Par moment, il est difficile de vivre, vivre pleinement. Le monde est traversé de violence, la démocratie est rongée par le narcissisme et les abus, les nations se replient sur elles-mêmes ou écrasent leurs voisins, la nature nous renvoie nos déséquilibres par des incendies, inondations, grêles et sécheresses. Les corps sont douloureux, les émotions lourdes. Nos émois traduisent notre impuissance, notre impuissance les enflamme. Je n’y échappe pas, l’absurdité de notre civilisation me travaille depuis plusieurs années, la nuit hélas. Comment rester pleinement soi, sans se refermer ni détourner la tête de l’insupportable ? Gageure. Je ne connais que les quelques chemins que j’arpente, il y en a probablement de nombreux autres.

[Si vous souhaitez explorer ces chemins, rejoignez-nous à l’Atelier « Sains et respons-ables dans un monde qui tourne fou » que j’animerai les 22-23-24 août au Cloître St Thégonnec (Finistère Nord).  Informations ici, ou via par mail ]

L’un des chemins est de poser des actes justes qui ne dégénèrent pas en incivilités. Un acte juste est éthique, c’est une action portée par le cœur et non par la rage. C’est par exemple cette pétition contre une loi biocide, qui récolte plus de deux millions de signatures en quinze jours. La jeune Française à l’initiative de ce cri du cœur est montée sur le pont, sans se laisser freiner par son éventuelle absence de résultat. Elle termine son texte par cette réflexion : “Aujourd’hui je suis seule à écrire, mais non seule à le penser”. Deux semaines plus tard, elle a récolté deux millions de signatures authentifiées, presque 3 % de la population française. Éléonore a réussi au-delà de tout imaginaire à incarner tout ce à quoi je crois, que nous avons tous un pouvoir de transformation. Par notre authenticité, nous pouvons contribuer à l’amélioration du monde. Il ne s’agit pas seulement de faire son petit colibri, mais d’oser poser des actes qui engagent notre sincérité. Des actes que l’on pose par loyauté envers soi-même, envers l’humanité, parce qu’on y croit intrinsèquement et non parce qu’on anticipe son effet.

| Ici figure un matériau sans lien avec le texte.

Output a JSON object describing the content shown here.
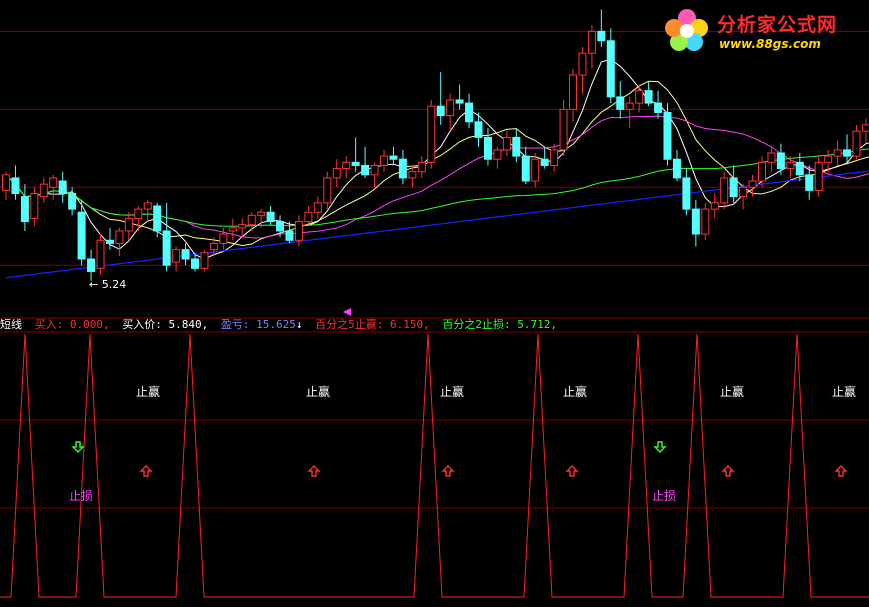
{
  "watermark": {
    "title": "分析家公式网",
    "url": "www.88gs.com"
  },
  "indicator": {
    "name": "短线",
    "fields": [
      {
        "label": "买入:",
        "value": "0.000,",
        "color": "#ff3030"
      },
      {
        "label": "买入价:",
        "value": "5.840,",
        "color": "#ffffff"
      },
      {
        "label": "盈亏:",
        "value": "15.625",
        "color": "#8080ff"
      },
      {
        "label": "百分之5止赢:",
        "value": "6.150,",
        "color": "#ff3030"
      },
      {
        "label": "百分之2止损:",
        "value": "5.712,",
        "color": "#30ff30"
      }
    ],
    "arrow_glyph": "↓"
  },
  "colors": {
    "up": "#ff3232",
    "down": "#54ffff",
    "ma5": "#ffffff",
    "ma10": "#ffff80",
    "ma20": "#ff40ff",
    "ma60": "#30ff30",
    "ma120": "#2020ff",
    "grid": "#8b0000",
    "osc": "#ff2020"
  },
  "chart_data": {
    "type": "candlestick",
    "ylim": [
      5.0,
      6.95
    ],
    "min_annotation": "← 5.24",
    "candles": [
      [
        5.78,
        5.9,
        5.72,
        5.88
      ],
      [
        5.86,
        5.94,
        5.72,
        5.76
      ],
      [
        5.74,
        5.82,
        5.52,
        5.58
      ],
      [
        5.6,
        5.8,
        5.55,
        5.76
      ],
      [
        5.74,
        5.86,
        5.7,
        5.82
      ],
      [
        5.8,
        5.88,
        5.72,
        5.86
      ],
      [
        5.84,
        5.9,
        5.7,
        5.76
      ],
      [
        5.76,
        5.8,
        5.62,
        5.66
      ],
      [
        5.64,
        5.72,
        5.3,
        5.34
      ],
      [
        5.34,
        5.4,
        5.2,
        5.26
      ],
      [
        5.28,
        5.5,
        5.24,
        5.46
      ],
      [
        5.46,
        5.54,
        5.4,
        5.44
      ],
      [
        5.44,
        5.54,
        5.36,
        5.52
      ],
      [
        5.52,
        5.64,
        5.46,
        5.6
      ],
      [
        5.6,
        5.68,
        5.52,
        5.66
      ],
      [
        5.66,
        5.72,
        5.58,
        5.7
      ],
      [
        5.68,
        5.7,
        5.48,
        5.52
      ],
      [
        5.52,
        5.7,
        5.26,
        5.3
      ],
      [
        5.32,
        5.42,
        5.26,
        5.4
      ],
      [
        5.4,
        5.44,
        5.3,
        5.34
      ],
      [
        5.34,
        5.38,
        5.26,
        5.28
      ],
      [
        5.28,
        5.4,
        5.26,
        5.38
      ],
      [
        5.4,
        5.48,
        5.36,
        5.44
      ],
      [
        5.44,
        5.54,
        5.4,
        5.5
      ],
      [
        5.52,
        5.6,
        5.46,
        5.54
      ],
      [
        5.54,
        5.6,
        5.48,
        5.56
      ],
      [
        5.56,
        5.64,
        5.52,
        5.62
      ],
      [
        5.62,
        5.66,
        5.54,
        5.64
      ],
      [
        5.64,
        5.68,
        5.56,
        5.58
      ],
      [
        5.58,
        5.62,
        5.48,
        5.52
      ],
      [
        5.52,
        5.58,
        5.44,
        5.46
      ],
      [
        5.46,
        5.62,
        5.42,
        5.58
      ],
      [
        5.58,
        5.68,
        5.56,
        5.64
      ],
      [
        5.64,
        5.74,
        5.6,
        5.7
      ],
      [
        5.7,
        5.9,
        5.66,
        5.86
      ],
      [
        5.86,
        5.98,
        5.8,
        5.92
      ],
      [
        5.92,
        6.0,
        5.86,
        5.96
      ],
      [
        5.96,
        6.12,
        5.9,
        5.94
      ],
      [
        5.94,
        6.06,
        5.86,
        5.88
      ],
      [
        5.88,
        5.96,
        5.8,
        5.94
      ],
      [
        5.94,
        6.04,
        5.9,
        6.0
      ],
      [
        6.0,
        6.06,
        5.94,
        5.98
      ],
      [
        5.98,
        6.04,
        5.82,
        5.86
      ],
      [
        5.86,
        5.94,
        5.8,
        5.9
      ],
      [
        5.9,
        6.0,
        5.86,
        5.96
      ],
      [
        5.96,
        6.36,
        5.92,
        6.32
      ],
      [
        6.32,
        6.54,
        6.2,
        6.26
      ],
      [
        6.26,
        6.4,
        6.16,
        6.36
      ],
      [
        6.36,
        6.46,
        6.3,
        6.34
      ],
      [
        6.34,
        6.4,
        6.18,
        6.22
      ],
      [
        6.22,
        6.28,
        6.06,
        6.12
      ],
      [
        6.12,
        6.18,
        5.94,
        5.98
      ],
      [
        5.98,
        6.06,
        5.92,
        6.04
      ],
      [
        6.04,
        6.16,
        6.0,
        6.12
      ],
      [
        6.12,
        6.18,
        5.96,
        6.0
      ],
      [
        6.0,
        6.06,
        5.82,
        5.84
      ],
      [
        5.84,
        6.02,
        5.8,
        5.98
      ],
      [
        5.98,
        6.06,
        5.92,
        5.94
      ],
      [
        5.94,
        6.08,
        5.9,
        6.04
      ],
      [
        6.04,
        6.36,
        6.0,
        6.3
      ],
      [
        6.3,
        6.56,
        6.22,
        6.52
      ],
      [
        6.52,
        6.7,
        6.4,
        6.66
      ],
      [
        6.66,
        6.84,
        6.56,
        6.8
      ],
      [
        6.8,
        6.94,
        6.7,
        6.74
      ],
      [
        6.74,
        6.82,
        6.34,
        6.38
      ],
      [
        6.38,
        6.48,
        6.24,
        6.3
      ],
      [
        6.3,
        6.38,
        6.18,
        6.34
      ],
      [
        6.34,
        6.46,
        6.28,
        6.42
      ],
      [
        6.42,
        6.48,
        6.32,
        6.34
      ],
      [
        6.34,
        6.42,
        6.24,
        6.28
      ],
      [
        6.28,
        6.34,
        5.94,
        5.98
      ],
      [
        5.98,
        6.04,
        5.84,
        5.86
      ],
      [
        5.86,
        5.92,
        5.62,
        5.66
      ],
      [
        5.66,
        5.72,
        5.42,
        5.5
      ],
      [
        5.5,
        5.7,
        5.46,
        5.66
      ],
      [
        5.66,
        5.76,
        5.6,
        5.7
      ],
      [
        5.7,
        5.9,
        5.66,
        5.86
      ],
      [
        5.86,
        5.94,
        5.7,
        5.74
      ],
      [
        5.74,
        5.82,
        5.66,
        5.8
      ],
      [
        5.8,
        5.88,
        5.74,
        5.84
      ],
      [
        5.84,
        6.0,
        5.8,
        5.96
      ],
      [
        5.96,
        6.06,
        5.9,
        6.02
      ],
      [
        6.02,
        6.08,
        5.88,
        5.92
      ],
      [
        5.92,
        6.0,
        5.86,
        5.96
      ],
      [
        5.96,
        6.02,
        5.84,
        5.88
      ],
      [
        5.88,
        5.94,
        5.72,
        5.78
      ],
      [
        5.78,
        6.0,
        5.74,
        5.96
      ],
      [
        5.96,
        6.04,
        5.9,
        6.0
      ],
      [
        6.0,
        6.1,
        5.94,
        6.04
      ],
      [
        6.04,
        6.14,
        5.96,
        6.0
      ],
      [
        6.0,
        6.2,
        5.98,
        6.16
      ],
      [
        6.16,
        6.24,
        6.08,
        6.2
      ],
      [
        6.2,
        6.3,
        6.02,
        6.06
      ]
    ],
    "overlay_labels": {
      "stop_profit": "止赢",
      "stop_loss": "止损"
    },
    "osc_peaks": [
      25,
      90,
      190,
      428,
      538,
      638,
      697,
      797
    ],
    "stop_profit_x": [
      146,
      316,
      450,
      573,
      730,
      842
    ],
    "up_arrow_x": [
      146,
      314,
      448,
      572,
      728,
      841
    ],
    "down_arrow_x": [
      78,
      660
    ],
    "stop_loss_x": [
      81,
      664
    ]
  }
}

Un autre chemin est de revisiter notre relation à la nature. La laisser entrer en nous plutôt que vouloir entrer en elle. Avez-vous déjà pris le temps de vous sentir regardé par un arbre dans la forêt, plutôt que le « prendre » en photo ? La nature était là avant nous, elle nous englobe, nous porte et nous nourrit. Elle est vivante là où nous ne l’épuisons pas. Ce n’est pas pour rien que les peuples anciens l’appellent la Terre-Mère, elle a tant à nous offrir si nous retrouvons le chemin vers elle. Cela demande de la lenteur, du silence, et de nous ouvrir à nos cinq sens. Impossible d’entrer en relation avec l’âme du lieu lorsque nous sommes absorbés dans nos pensées ou nos agendas minutés. Mais lorsqu’on s’offre ce cadeau, tout s’harmonise à l’intérieur.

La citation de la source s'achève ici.